The present study constitutes the first known IRT modeling of DSM-IV criteria for current (past year) cocaine and opioid dependence disorders. It extends prior work by addressing both item-level psychometric performance and measurement equivalence by age, sex, race/ethnicity, and educational level (
Grant et al., 2007). The study also explores whether the presence of a comorbid opioid dependence biases cocaine users’ endorsement of cocaine dependence symptoms, and whether the presence of a comorbid cocaine dependence biases opioid users’ endorsement of opioid dependence symptoms.
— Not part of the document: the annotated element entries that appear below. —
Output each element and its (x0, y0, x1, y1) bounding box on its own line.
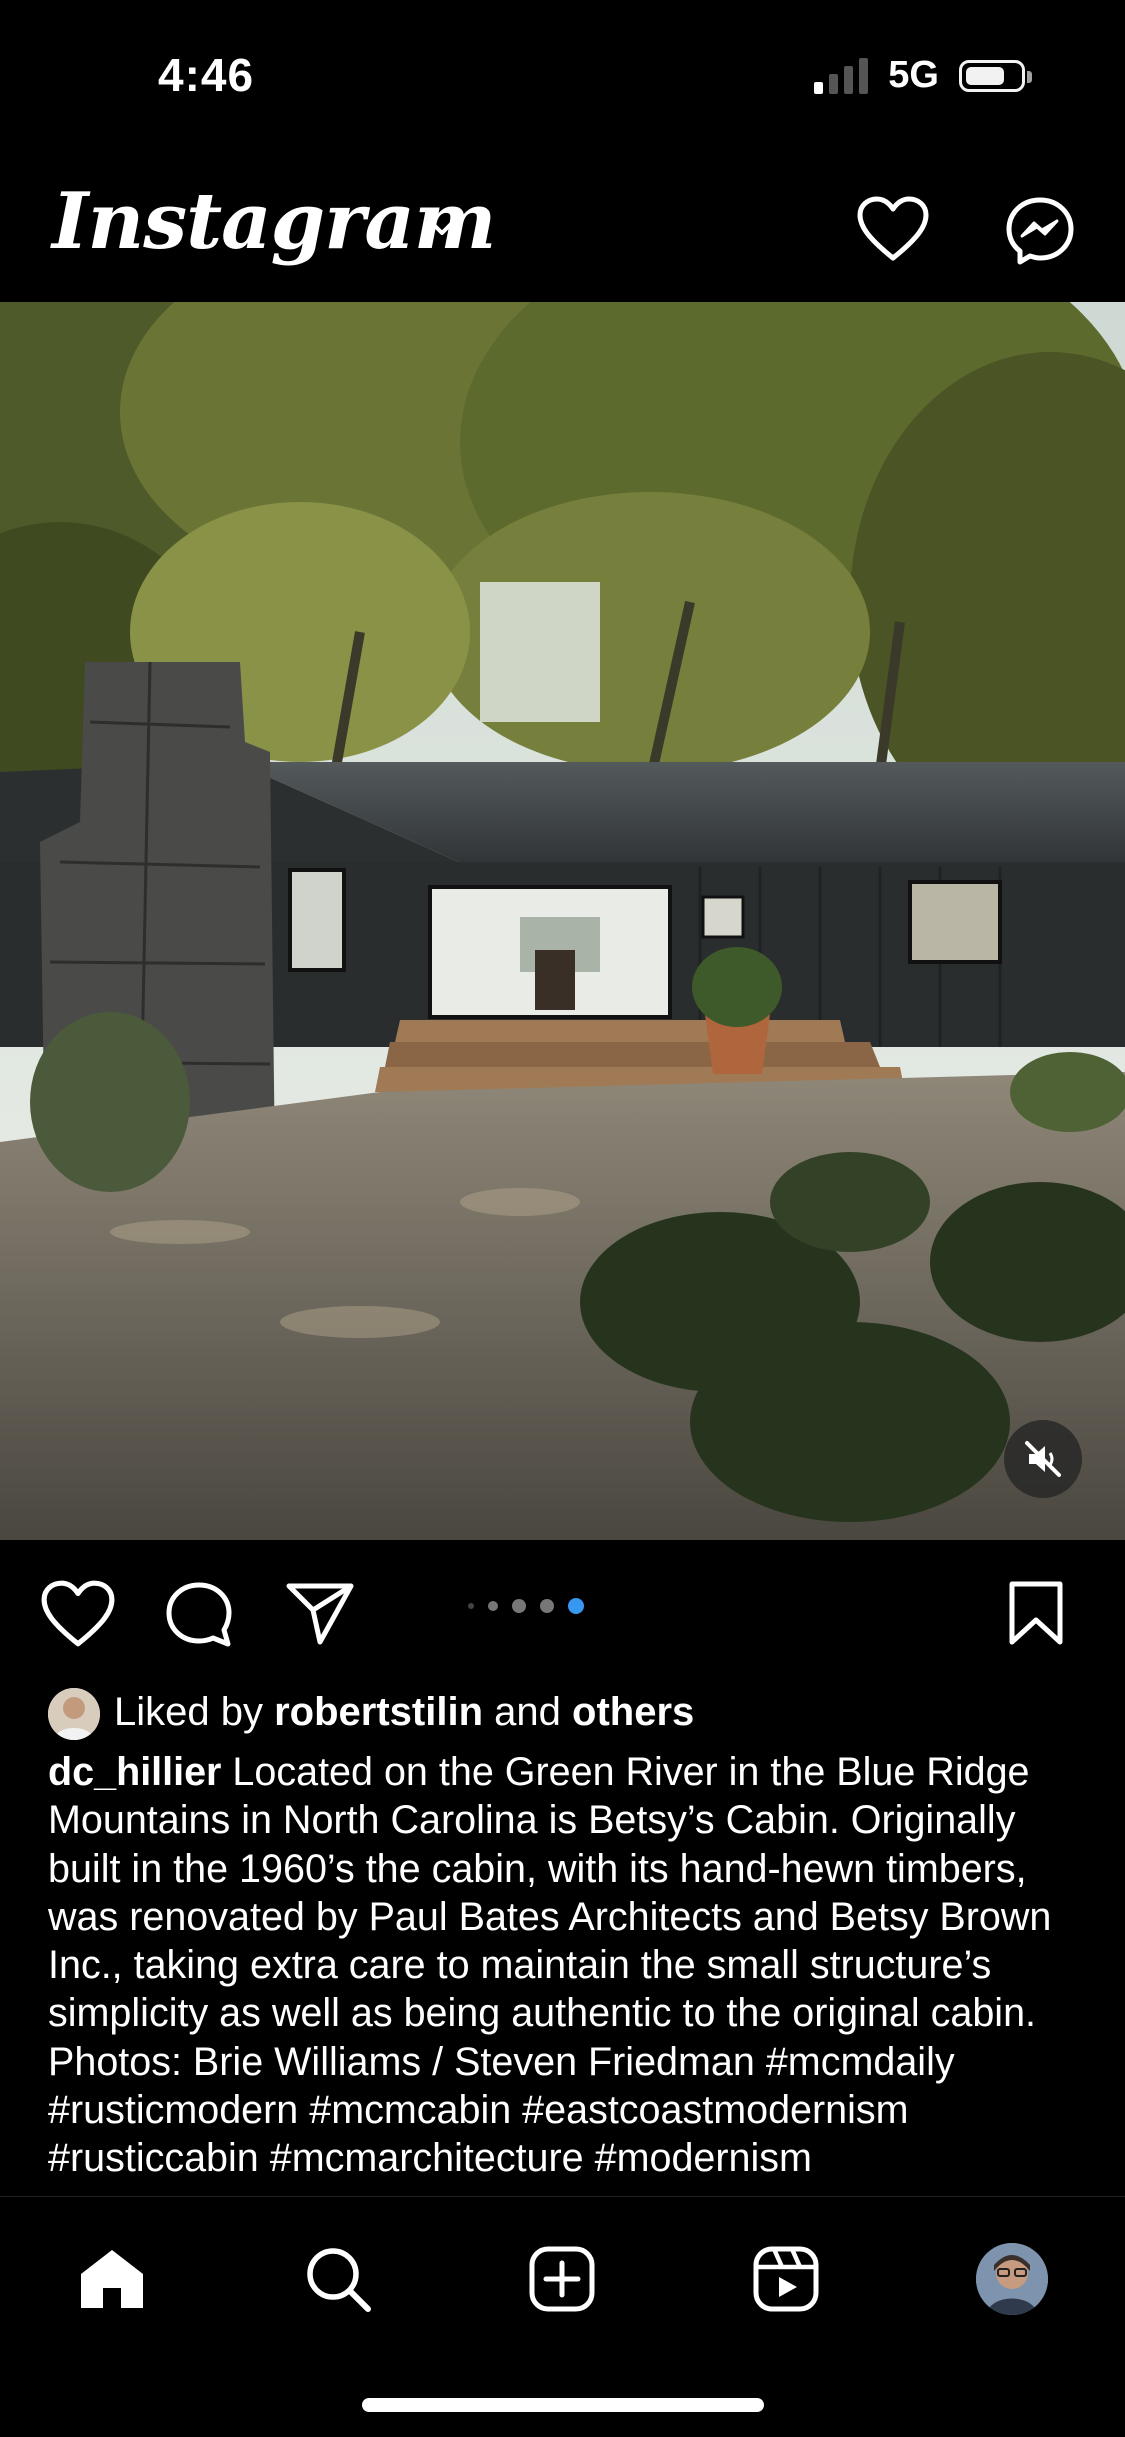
status-time: 4:46 (158, 49, 255, 101)
likes-summary[interactable]: Liked by robertstilin and others (114, 1690, 694, 1735)
caption-text: Located on the Green River in the Blue R… (48, 1750, 1052, 2181)
signal-icon (814, 57, 869, 94)
carousel-dot (512, 1599, 526, 1613)
carousel-dot (468, 1603, 474, 1609)
post-photo[interactable] (0, 302, 1125, 1540)
likes-prefix: Liked by (114, 1690, 263, 1734)
battery-icon (959, 59, 1032, 92)
cabin-photo (0, 302, 1125, 1540)
messenger-icon[interactable] (1005, 196, 1075, 271)
comment-icon[interactable] (164, 1580, 234, 1655)
profile-avatar (976, 2243, 1048, 2315)
likes-and: and (494, 1690, 561, 1734)
caption-username[interactable]: dc_hillier (48, 1750, 221, 1794)
like-icon[interactable] (40, 1580, 116, 1653)
profile-tab[interactable] (972, 2239, 1052, 2319)
mute-button[interactable] (1004, 1420, 1082, 1498)
network-label: 5G (888, 54, 939, 96)
create-icon[interactable] (522, 2239, 602, 2319)
post-caption: dc_hillier Located on the Green River in… (48, 1748, 1078, 2188)
liker-avatar[interactable] (48, 1688, 100, 1740)
status-indicators: 5G (814, 54, 1032, 97)
likes-others[interactable]: others (572, 1690, 694, 1734)
liker-username[interactable]: robertstilin (274, 1690, 483, 1734)
home-icon[interactable] (72, 2239, 152, 2319)
carousel-dot (540, 1599, 554, 1613)
reels-icon[interactable] (746, 2239, 826, 2319)
share-icon[interactable] (284, 1580, 356, 1653)
chevron-down-icon[interactable] (424, 214, 460, 243)
carousel-dot-active (568, 1598, 584, 1614)
carousel-dot (488, 1601, 498, 1611)
carousel-indicator (468, 1598, 584, 1614)
speaker-muted-icon (1025, 1441, 1061, 1477)
home-indicator (362, 2398, 764, 2412)
search-icon[interactable] (298, 2239, 378, 2319)
activity-heart-icon[interactable] (856, 196, 930, 267)
bookmark-icon[interactable] (1006, 1580, 1066, 1651)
This question heretofore has not been addressed, but is highly relevant to a valid assessment of DSM-IV diagnoses, particularly in the context of addiction treatment settings such as methadone treatment programs where drug abusers are likely to have comobid substance dependences and a diagnosis of dependence is often required for enrolling in a treatment program (e.g.,
Brooner et al., 1997;
Disney et al., 2005;
Wu et al., 2008). It is hypothesized that symptoms of cocaine and opioid dependences will form a continuum of severity and that the pattern of individual item performance will differ across cocaine and opioids because of their differences in pharmacological effects (
APA, 2000;
Gillespie et al., 2007). Specifically, symptoms of physical dependence on opioids (i.e., tolerance and withdrawal) will be endorsed at the low severity level on the dependence continuum, while symptoms of physical dependence on cocaine will be endorsed at the high severity levels on the continuum. It is also expected that there will be no significant item-response bias (i.e., no differential item functioning) across background variables after the level of the dependence continuum and background variables are adjusted statistically. Specifically, the following questions are evaluated: (1) where along the continuum does each criterion measure the dependence liability (item severity); (2) what criterion symptoms distinguish participants who are higher on the continuum of severity from those who are lower on the continuum (item discrimination); and (3) is the probability of endorsing symptoms of dependence at the equivalent severity level similar across groups defined by sex, age, race/ethnicity, educational level, and comorbid drug dependence (measurement equivalence)? The present study provides an excellent opportunity to investigate these questions in a geographically diverse sample of subjects from multiple treatment programs across the country (CTN) using an identical set of assessments measures.